A small flame

A small flame

when mama's afraid... the fight for faith

When I think about the emotions that erode the sense of 'haven' I want to nurture in my marriage, fear is surely at the top of the list. Some fears are obvious, but I've found that fear is often a chameleon, changing it's colors to masquerade as something else. The desire to for a healthy husband, well-behaved children, a spiritually strong family, the desire to make sure my family has 'enough' financially...

What often begins as good common sense or a Godly desire can easily morph into the uglier and more restless emotion of fear. And that fear can cause me to criticize my husband, to be harsh with his flaws and mistakes instead of extending grace and patience, and to shoulder spiritual leadership that oversteps my God-given role in our marriage.

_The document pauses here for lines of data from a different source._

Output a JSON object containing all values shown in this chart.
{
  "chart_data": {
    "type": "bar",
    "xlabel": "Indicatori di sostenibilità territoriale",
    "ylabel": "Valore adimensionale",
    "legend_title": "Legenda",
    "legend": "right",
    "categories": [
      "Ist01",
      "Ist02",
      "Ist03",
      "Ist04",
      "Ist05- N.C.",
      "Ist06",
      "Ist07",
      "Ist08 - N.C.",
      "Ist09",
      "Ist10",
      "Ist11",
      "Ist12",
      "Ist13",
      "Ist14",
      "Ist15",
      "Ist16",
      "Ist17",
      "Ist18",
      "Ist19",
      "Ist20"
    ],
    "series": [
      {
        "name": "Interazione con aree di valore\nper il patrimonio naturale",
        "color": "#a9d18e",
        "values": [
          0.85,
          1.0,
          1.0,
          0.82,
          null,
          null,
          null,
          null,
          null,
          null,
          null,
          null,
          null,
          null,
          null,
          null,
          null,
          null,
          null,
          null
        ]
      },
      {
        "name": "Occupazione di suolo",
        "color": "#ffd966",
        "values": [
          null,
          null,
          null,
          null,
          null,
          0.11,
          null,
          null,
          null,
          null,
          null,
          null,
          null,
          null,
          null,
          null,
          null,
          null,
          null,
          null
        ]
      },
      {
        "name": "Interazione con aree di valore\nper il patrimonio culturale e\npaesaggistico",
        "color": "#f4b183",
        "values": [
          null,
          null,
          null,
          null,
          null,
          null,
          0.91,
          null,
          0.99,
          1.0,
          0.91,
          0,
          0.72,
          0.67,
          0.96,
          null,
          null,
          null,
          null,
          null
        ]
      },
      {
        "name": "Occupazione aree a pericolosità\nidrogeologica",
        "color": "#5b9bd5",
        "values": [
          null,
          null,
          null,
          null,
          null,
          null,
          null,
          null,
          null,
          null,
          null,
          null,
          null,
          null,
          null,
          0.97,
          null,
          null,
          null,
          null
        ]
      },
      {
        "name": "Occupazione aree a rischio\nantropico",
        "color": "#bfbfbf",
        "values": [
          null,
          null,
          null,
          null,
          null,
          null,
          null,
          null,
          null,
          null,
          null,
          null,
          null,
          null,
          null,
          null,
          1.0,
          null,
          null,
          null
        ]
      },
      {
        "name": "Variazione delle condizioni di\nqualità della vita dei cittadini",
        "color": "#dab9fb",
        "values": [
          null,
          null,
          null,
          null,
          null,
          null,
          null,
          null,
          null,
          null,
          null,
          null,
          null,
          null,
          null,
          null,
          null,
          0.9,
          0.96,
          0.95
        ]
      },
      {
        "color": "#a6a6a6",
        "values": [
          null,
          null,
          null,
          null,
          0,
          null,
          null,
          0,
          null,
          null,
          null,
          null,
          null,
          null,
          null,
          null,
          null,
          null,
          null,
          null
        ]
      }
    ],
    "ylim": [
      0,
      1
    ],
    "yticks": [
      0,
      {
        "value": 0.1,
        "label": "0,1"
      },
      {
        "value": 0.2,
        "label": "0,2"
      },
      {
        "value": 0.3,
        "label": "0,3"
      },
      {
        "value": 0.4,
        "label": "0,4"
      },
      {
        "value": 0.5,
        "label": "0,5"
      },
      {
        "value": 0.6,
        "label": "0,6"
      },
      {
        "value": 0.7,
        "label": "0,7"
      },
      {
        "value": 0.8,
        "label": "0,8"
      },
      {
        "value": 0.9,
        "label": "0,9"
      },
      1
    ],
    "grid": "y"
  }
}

Definitely not a recipe for making my marriage a haven!



A couple of years ago, I took an entire year to focus on fear: identifying the places where my choices were motivated by fear and then stepping over that fear to live fully in spite of fears. During that year I worked through my Bible, studying the places where fear was mentioned - what an uplifting journey that was! Here are two of the many observations I came away with from my study:

First, the 'fear not' verses in scripture are almost always linked to a trusting & deeply-personal relationship with God. {Psalm 27; Psalm 46; Isaiah 8:11-14; Isaiah 51} God’s antidote for my fear is himself. Everything I fear is temporal, but God reminds me over and over that He is faithful in his salvation and un-changing in his character. When I am afraid, it is because I have lost sight of the vastness of God, His sovereign direction over all areas of my life and the deeply personal nature of His love for me.

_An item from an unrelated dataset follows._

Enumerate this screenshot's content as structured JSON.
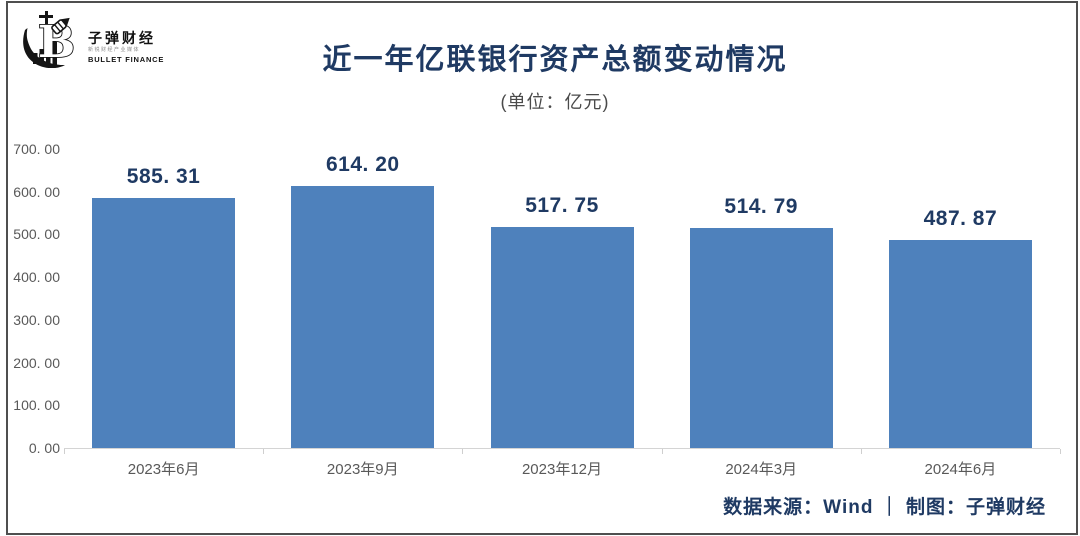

Second, the circumstances that cause fear to well up in me have been intentionally placed in my life by God to give me an opportunity to lean hard into him and grow in my trust. To give me an opportunity to experience God more fully or in a new way. {Exodus 20:20; Psalm 34} True, the circumstances might have a visible, human cause but when I look past that human cause with eyes of faith, I can see my Heavenly Father at work. Truly, nothing comes to me that does not first pass through my Father’s hand. Like Peter who found himself walking toward Christ on the water (Matthew 14:22-34), God shows up in my life in unexpected ways. And his coming expands my little world, gives me the opportunity to experience something more amazing than I could have never imagined for myself.

In each circumstance of my life, my responsibility is to remain faithful. It is God's to control the outcome. He is my provider and the architect of my life. When He chooses to allow difficulty in my life or the life of my family, his compassion, wisdom and love means that I can trust him, even in difficulty and pain, to bring about only what is best for me and those I love.

I'm learning to live in light of these truths - some days my practicing is more successful than others - but the rest it brings to my heart spills over into my marriage and my home.